The Detroit News. GM may assemble a gasoline hybrid car in China with its venture partner, Shanghai Automotive Industry Corp. This comes amid Toyota’s earlier statement that it would take the Prius into the country.

With auto sales growing rapidly in China, Beijing officials are urging automakers to introduce fuel-efficient technology to limit pollution, already a problem in China’s big cities, and check China’s rising oil imports.

GM is interested in building a hybrid to prevent Japanese automakers from cornering the market for advanced-technology vehicles in China, a GM official familiar with the matter said. GM is now the second-largest foreign manufacturer in China after Volkswagen AG, but competition is fierce in what is forecast to eventually become the world’s largest auto market. GM is considering demonstrating its hybrid technology in Shanghai in October at the Bibendum Challenge.

GM has focused more on fuel-cell technology, but that is not expected to be viable for many years. The Chinese government, which exerts strong control over the auto industry, wants to encourage fuel-efficient technologies now.
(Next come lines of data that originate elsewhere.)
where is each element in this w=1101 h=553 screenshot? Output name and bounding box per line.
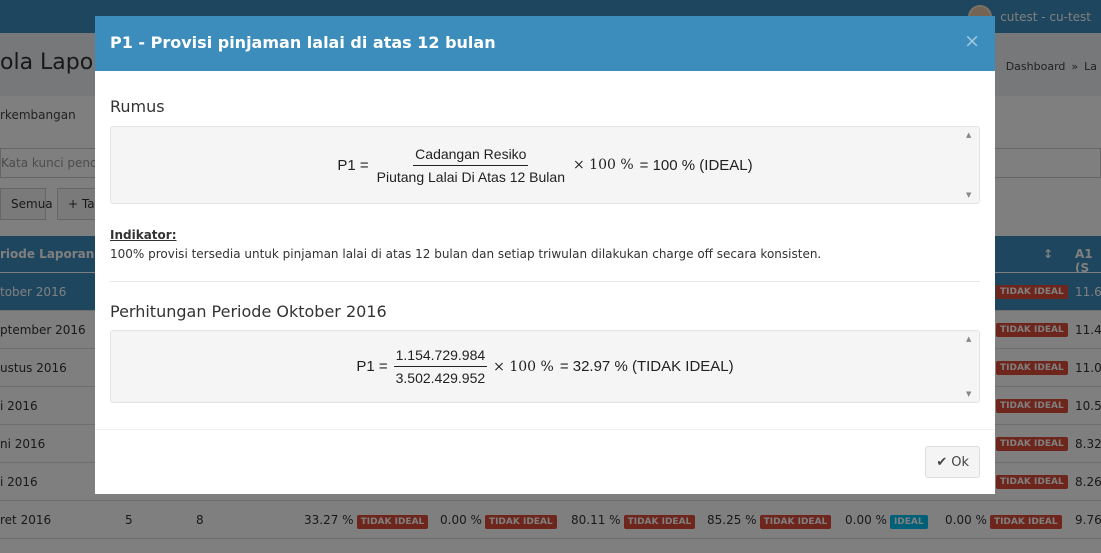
ok-button[interactable]: ✔ Ok <box>925 446 980 478</box>
divider <box>110 281 980 282</box>
scrollbar[interactable]: ▲ ▼ <box>966 335 974 398</box>
perhitungan-heading: Perhitungan Periode Oktober 2016 <box>110 302 387 321</box>
formula-fraction: 1.154.729.984 3.502.429.952 <box>393 347 488 386</box>
rumus-formula: P1 = Cadangan Resiko Piutang Lalai Di At… <box>337 145 753 185</box>
perhitungan-formula: P1 = 1.154.729.984 3.502.429.952 × 100 %… <box>356 347 734 386</box>
rumus-heading: Rumus <box>110 97 165 116</box>
modal-body: Rumus P1 = Cadangan Resiko Piutang Lalai… <box>110 71 980 403</box>
modal-header: P1 - Provisi pinjaman lalai di atas 12 b… <box>95 16 995 71</box>
close-icon[interactable]: × <box>964 30 980 52</box>
indicator-modal: P1 - Provisi pinjaman lalai di atas 12 b… <box>95 16 995 494</box>
scrollbar[interactable]: ▲ ▼ <box>966 131 974 199</box>
indikator-title: Indikator: <box>110 228 177 242</box>
formula-fraction: Cadangan Resiko Piutang Lalai Di Atas 12… <box>376 145 565 185</box>
modal-footer: ✔ Ok <box>95 429 995 494</box>
rumus-formula-box[interactable]: P1 = Cadangan Resiko Piutang Lalai Di At… <box>110 126 980 204</box>
modal-title: P1 - Provisi pinjaman lalai di atas 12 b… <box>110 33 496 52</box>
perhitungan-formula-box[interactable]: P1 = 1.154.729.984 3.502.429.952 × 100 %… <box>110 330 980 403</box>
check-icon: ✔ <box>936 454 948 470</box>
ok-label: Ok <box>951 454 969 470</box>
indikator-text: 100% provisi tersedia untuk pinjaman lal… <box>110 247 822 261</box>
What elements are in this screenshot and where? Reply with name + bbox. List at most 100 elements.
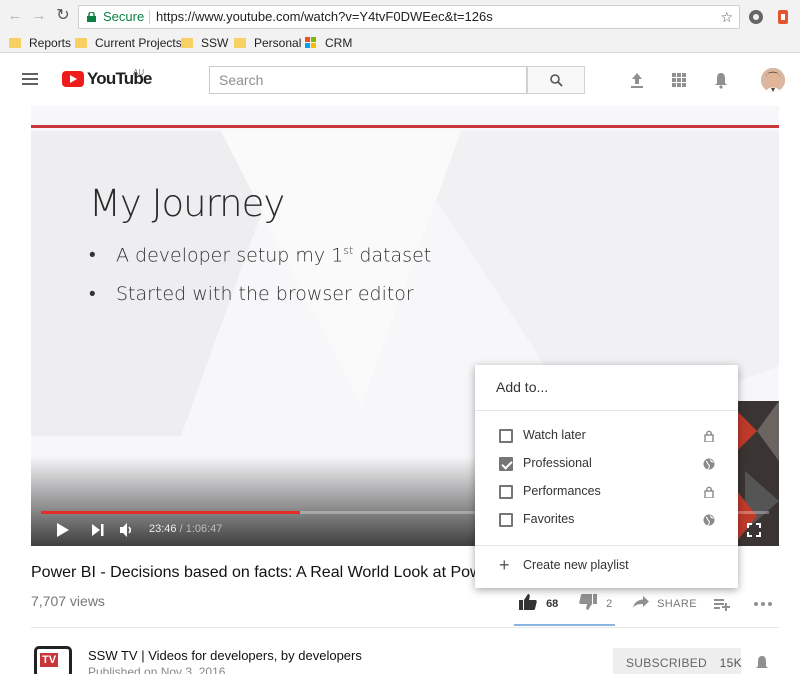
folder-icon — [9, 38, 21, 48]
duration: 1:06:47 — [185, 523, 223, 535]
channel-name[interactable]: SSW TV | Videos for developers, by devel… — [88, 648, 362, 663]
add-to-playlist-icon[interactable] — [714, 598, 730, 611]
slide-bullet-1: • A developer setup my 1st dataset — [89, 244, 432, 267]
time-display: 23:46 / 1:06:47 — [149, 523, 222, 535]
forward-arrow-icon[interactable]: → — [31, 8, 47, 24]
play-icon[interactable] — [56, 522, 70, 538]
notification-bell-icon[interactable] — [754, 655, 770, 673]
add-to-playlist-dialog: Add to... Watch later Professional Perfo… — [475, 365, 738, 588]
create-playlist-label: Create new playlist — [523, 558, 629, 572]
playlist-item-performances[interactable]: Performances — [475, 478, 738, 506]
playlist-label: Watch later — [523, 428, 586, 442]
microsoft-logo-icon — [305, 37, 317, 49]
bookmark-current-projects[interactable]: Current Projects — [75, 35, 182, 51]
progress-played — [41, 511, 301, 514]
folder-icon — [75, 38, 87, 48]
notifications-bell-icon[interactable] — [712, 71, 730, 89]
playlist-label: Favorites — [523, 512, 575, 526]
reload-icon[interactable]: ↻ — [55, 8, 71, 24]
create-new-playlist-button[interactable]: + Create new playlist — [475, 555, 738, 579]
bullet-superscript: st — [343, 244, 354, 257]
globe-icon — [703, 458, 715, 470]
bookmark-reports[interactable]: Reports — [9, 35, 71, 51]
office-extension-icon[interactable] — [775, 9, 791, 25]
playlist-item-professional[interactable]: Professional — [475, 450, 738, 478]
bookmark-ssw[interactable]: SSW — [181, 35, 228, 51]
video-title: Power BI - Decisions based on facts: A R… — [31, 564, 491, 581]
playlist-label: Performances — [523, 484, 601, 498]
bookmark-crm[interactable]: CRM — [305, 35, 352, 51]
share-label: SHARE — [657, 598, 697, 610]
bookmark-star-icon[interactable]: ☆ — [720, 6, 733, 28]
subscriber-count: 15K — [719, 656, 742, 670]
search-icon — [550, 74, 563, 87]
url-text[interactable]: https://www.youtube.com/watch?v=Y4tvF0DW… — [156, 6, 493, 28]
slide-accent-line — [31, 125, 779, 128]
lock-icon — [704, 430, 714, 442]
subscribed-button[interactable]: SUBSCRIBED 15K — [613, 648, 742, 674]
avatar-face-icon — [761, 68, 785, 92]
playlist-item-favorites[interactable]: Favorites — [475, 506, 738, 534]
playlist-checkbox[interactable] — [499, 485, 513, 499]
browser-toolbar: ← → ↻ Secure https://www.youtube.com/wat… — [0, 0, 800, 33]
more-options-icon[interactable] — [754, 602, 772, 606]
back-arrow-icon[interactable]: ← — [7, 8, 23, 24]
publish-date: Published on Nov 3, 2016 — [88, 665, 226, 674]
slide-bullet-2: • Started with the browser editor — [89, 283, 414, 305]
menu-icon[interactable] — [22, 73, 38, 85]
bookmark-personal[interactable]: Personal — [234, 35, 301, 51]
address-separator — [149, 10, 150, 24]
upload-icon[interactable] — [628, 71, 646, 89]
playlist-item-watch-later[interactable]: Watch later — [475, 422, 738, 450]
playlist-checkbox-checked[interactable] — [499, 457, 513, 471]
share-arrow-icon — [633, 596, 649, 608]
bullet-text: dataset — [353, 244, 432, 267]
like-count: 68 — [546, 598, 559, 610]
share-button[interactable]: SHARE — [633, 596, 697, 610]
extension-icon[interactable] — [748, 9, 764, 25]
section-divider — [31, 627, 779, 628]
bullet-text: Started with the browser editor — [116, 283, 414, 305]
region-code: AU — [133, 68, 145, 77]
secure-label: Secure — [103, 9, 145, 24]
user-avatar[interactable] — [761, 68, 785, 92]
playlist-checkbox[interactable] — [499, 513, 513, 527]
globe-icon — [703, 514, 715, 526]
dislike-count: 2 — [606, 598, 613, 610]
dialog-title: Add to... — [496, 379, 549, 395]
playlist-label: Professional — [523, 456, 592, 470]
screen: ← → ↻ Secure https://www.youtube.com/wat… — [0, 0, 800, 674]
current-time: 23:46 — [149, 523, 177, 535]
like-ratio-bar — [514, 624, 615, 626]
folder-icon — [181, 38, 193, 48]
thumbs-up-icon — [519, 594, 537, 610]
address-bar[interactable]: Secure https://www.youtube.com/watch?v=Y… — [78, 5, 740, 29]
lock-icon — [704, 486, 714, 498]
bullet-text: A developer setup my 1 — [116, 244, 344, 267]
next-video-icon[interactable] — [91, 522, 105, 538]
plus-icon: + — [499, 555, 510, 575]
bookmark-label: Personal — [254, 36, 302, 50]
bookmark-label: Current Projects — [95, 36, 182, 50]
time-separator: / — [176, 523, 186, 535]
search-button[interactable] — [527, 66, 585, 94]
channel-avatar[interactable]: TV — [34, 646, 72, 674]
view-count: 7,707 views — [31, 593, 105, 609]
dislike-button[interactable]: 2 — [579, 594, 612, 610]
channel-logo-text: TV — [40, 653, 59, 667]
bookmark-label: Reports — [29, 36, 72, 50]
youtube-header: YouTube AU Search — [0, 54, 800, 106]
youtube-play-logo-icon — [62, 71, 84, 87]
dialog-divider — [475, 410, 738, 411]
search-input[interactable]: Search — [209, 66, 527, 94]
apps-grid-icon[interactable] — [670, 71, 688, 89]
like-button[interactable]: 68 — [519, 594, 558, 610]
playlist-checkbox[interactable] — [499, 429, 513, 443]
bookmark-label: SSW — [201, 36, 229, 50]
subscribed-label: SUBSCRIBED — [626, 656, 708, 670]
thumbs-down-icon — [579, 594, 597, 610]
folder-icon — [234, 38, 246, 48]
dialog-divider — [475, 545, 738, 546]
volume-icon[interactable] — [119, 522, 135, 538]
fullscreen-icon[interactable] — [747, 523, 761, 537]
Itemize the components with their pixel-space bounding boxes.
“...in coming years, the government will pay more attention to fuel-efficiency and to the environment,” said Chen Qingtai, vice minister for the State Council Development Research Center. He cautioned that China was considering imposing fuel taxes to steer demand away from gas-guzzlers. In 2003, China’s oil imports jumped 30 percent.

And why isn’t there that fierce competition in the US to be the dominant vendor of advanced- and alternate-technology vehicles?

To generate that sort of competition around new technologies, you need either (a) a surge in immediate end-user demand or (b) a policy framework that forces rapid innovation to meet aggressive targets. (Or a combination.) If we can’t get the policy framework, then we need to work on educating the market to help generate the demand.

Given its sales results from June (down 15% from June 2003), GM should be thinking about being more immediately aggressive with new approaches in the US, too.